When we met we were both students. We did our bachelor degrees together, at the same college. So I’m not just some girl who put up being with a student when I was one myself for the majority of our relationship! We were in the same place in life when we started dating. I walked away with a bachelors degree.
He is in the middle of his program right now- smack in the middle actually so he is and will still be in student years. Then after that is the internship phase which he specifically planned with me in mind. Once he graduates it’s not like he’ll be rolling in the dough- he’s got those pesky student loans to pay off plus helping his parents who dropped a large sum on tuition fees. He has years until his career really takes off. It’s pretty rude to insinuate that he’s some player who knows he’ll get girls just from having the title of “doctor”. I was his first girlfriend for a reason. This is not a person who functions in the out of touch way you seem to think all young men do.
And your last paragraph is unnecessarily negative. I don’t need someone telling me that my 4 year relationship which meant a lot to both of us is “someone to keep him from being lonely” and that I “keept the fridge full”. Really?

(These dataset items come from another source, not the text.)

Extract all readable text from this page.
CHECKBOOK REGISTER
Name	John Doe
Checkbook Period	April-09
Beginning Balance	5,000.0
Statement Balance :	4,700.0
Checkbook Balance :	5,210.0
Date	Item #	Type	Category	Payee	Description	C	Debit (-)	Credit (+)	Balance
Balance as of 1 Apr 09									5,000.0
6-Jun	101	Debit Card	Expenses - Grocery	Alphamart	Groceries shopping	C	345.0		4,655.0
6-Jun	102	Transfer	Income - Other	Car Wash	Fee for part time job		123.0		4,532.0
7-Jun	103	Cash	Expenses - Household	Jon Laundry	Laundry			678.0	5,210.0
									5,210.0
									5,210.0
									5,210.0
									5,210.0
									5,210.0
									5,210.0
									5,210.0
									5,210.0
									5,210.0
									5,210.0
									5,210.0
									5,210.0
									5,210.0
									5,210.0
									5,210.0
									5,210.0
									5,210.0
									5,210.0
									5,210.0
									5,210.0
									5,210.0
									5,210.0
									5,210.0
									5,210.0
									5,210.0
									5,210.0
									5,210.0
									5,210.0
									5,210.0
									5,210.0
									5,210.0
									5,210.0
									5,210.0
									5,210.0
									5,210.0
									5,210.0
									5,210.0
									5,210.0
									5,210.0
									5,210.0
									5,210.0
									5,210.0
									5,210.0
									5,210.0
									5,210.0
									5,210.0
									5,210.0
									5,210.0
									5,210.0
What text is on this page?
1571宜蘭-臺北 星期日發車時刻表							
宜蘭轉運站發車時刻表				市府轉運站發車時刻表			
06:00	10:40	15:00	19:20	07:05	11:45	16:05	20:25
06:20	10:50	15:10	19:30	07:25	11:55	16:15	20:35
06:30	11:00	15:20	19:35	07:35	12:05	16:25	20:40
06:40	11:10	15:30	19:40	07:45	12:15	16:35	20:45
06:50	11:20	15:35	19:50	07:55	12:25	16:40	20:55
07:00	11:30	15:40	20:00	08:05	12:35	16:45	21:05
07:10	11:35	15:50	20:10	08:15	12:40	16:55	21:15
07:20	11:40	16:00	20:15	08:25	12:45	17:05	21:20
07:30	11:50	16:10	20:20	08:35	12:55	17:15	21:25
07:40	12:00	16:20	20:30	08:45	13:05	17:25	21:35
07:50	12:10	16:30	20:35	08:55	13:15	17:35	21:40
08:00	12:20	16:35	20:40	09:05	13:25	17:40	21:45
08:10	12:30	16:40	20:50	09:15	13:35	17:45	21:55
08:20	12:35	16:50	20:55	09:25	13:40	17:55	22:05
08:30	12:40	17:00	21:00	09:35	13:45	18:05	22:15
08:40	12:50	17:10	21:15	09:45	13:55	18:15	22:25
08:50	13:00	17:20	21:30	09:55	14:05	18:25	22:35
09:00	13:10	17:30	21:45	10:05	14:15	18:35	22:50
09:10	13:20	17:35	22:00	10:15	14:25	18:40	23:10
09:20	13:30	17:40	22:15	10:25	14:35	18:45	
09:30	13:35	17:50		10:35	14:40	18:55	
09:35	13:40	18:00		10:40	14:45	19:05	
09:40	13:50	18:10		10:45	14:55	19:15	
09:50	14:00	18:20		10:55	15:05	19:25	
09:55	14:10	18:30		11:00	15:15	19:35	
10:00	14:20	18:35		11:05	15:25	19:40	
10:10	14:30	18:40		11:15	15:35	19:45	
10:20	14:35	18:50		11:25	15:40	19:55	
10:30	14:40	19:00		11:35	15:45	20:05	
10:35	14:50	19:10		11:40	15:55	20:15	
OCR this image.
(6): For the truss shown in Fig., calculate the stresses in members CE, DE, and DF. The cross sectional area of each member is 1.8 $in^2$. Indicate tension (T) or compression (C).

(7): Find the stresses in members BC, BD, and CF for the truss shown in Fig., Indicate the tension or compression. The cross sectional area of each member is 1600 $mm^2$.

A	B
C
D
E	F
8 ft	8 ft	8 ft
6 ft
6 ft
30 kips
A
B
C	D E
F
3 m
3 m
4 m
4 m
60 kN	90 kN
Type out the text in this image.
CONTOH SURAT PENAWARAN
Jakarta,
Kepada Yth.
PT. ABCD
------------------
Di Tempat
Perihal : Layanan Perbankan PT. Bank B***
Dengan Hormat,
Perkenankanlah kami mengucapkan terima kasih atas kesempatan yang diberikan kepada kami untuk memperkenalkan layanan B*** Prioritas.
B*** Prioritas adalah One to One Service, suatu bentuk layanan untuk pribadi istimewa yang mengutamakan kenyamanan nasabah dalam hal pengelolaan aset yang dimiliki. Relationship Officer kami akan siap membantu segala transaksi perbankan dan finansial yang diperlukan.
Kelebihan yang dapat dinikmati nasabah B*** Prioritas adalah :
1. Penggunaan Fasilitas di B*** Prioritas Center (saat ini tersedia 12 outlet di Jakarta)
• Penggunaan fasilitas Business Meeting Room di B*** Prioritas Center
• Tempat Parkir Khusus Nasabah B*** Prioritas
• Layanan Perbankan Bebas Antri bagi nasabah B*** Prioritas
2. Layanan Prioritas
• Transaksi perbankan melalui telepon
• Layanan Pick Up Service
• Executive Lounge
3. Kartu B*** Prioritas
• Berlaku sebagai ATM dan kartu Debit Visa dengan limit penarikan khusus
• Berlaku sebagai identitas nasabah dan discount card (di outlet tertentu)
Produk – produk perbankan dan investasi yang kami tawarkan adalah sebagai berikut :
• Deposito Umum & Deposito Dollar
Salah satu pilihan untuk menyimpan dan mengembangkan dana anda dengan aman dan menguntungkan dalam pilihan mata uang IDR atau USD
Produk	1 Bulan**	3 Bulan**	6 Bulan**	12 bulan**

When we met we were both college students and I was 20. Since he came from a dysfunctional family he never imagined himself to have a wife and never fell in love until he met me. We BOTH grew a lot and I learned a lot about myself while with him. We grew a lot together and now we are growing apart. He helped me deal with trauma, plus a massive injury I had, and has been generally emotionally supportive and encouraging me to pursue a better career.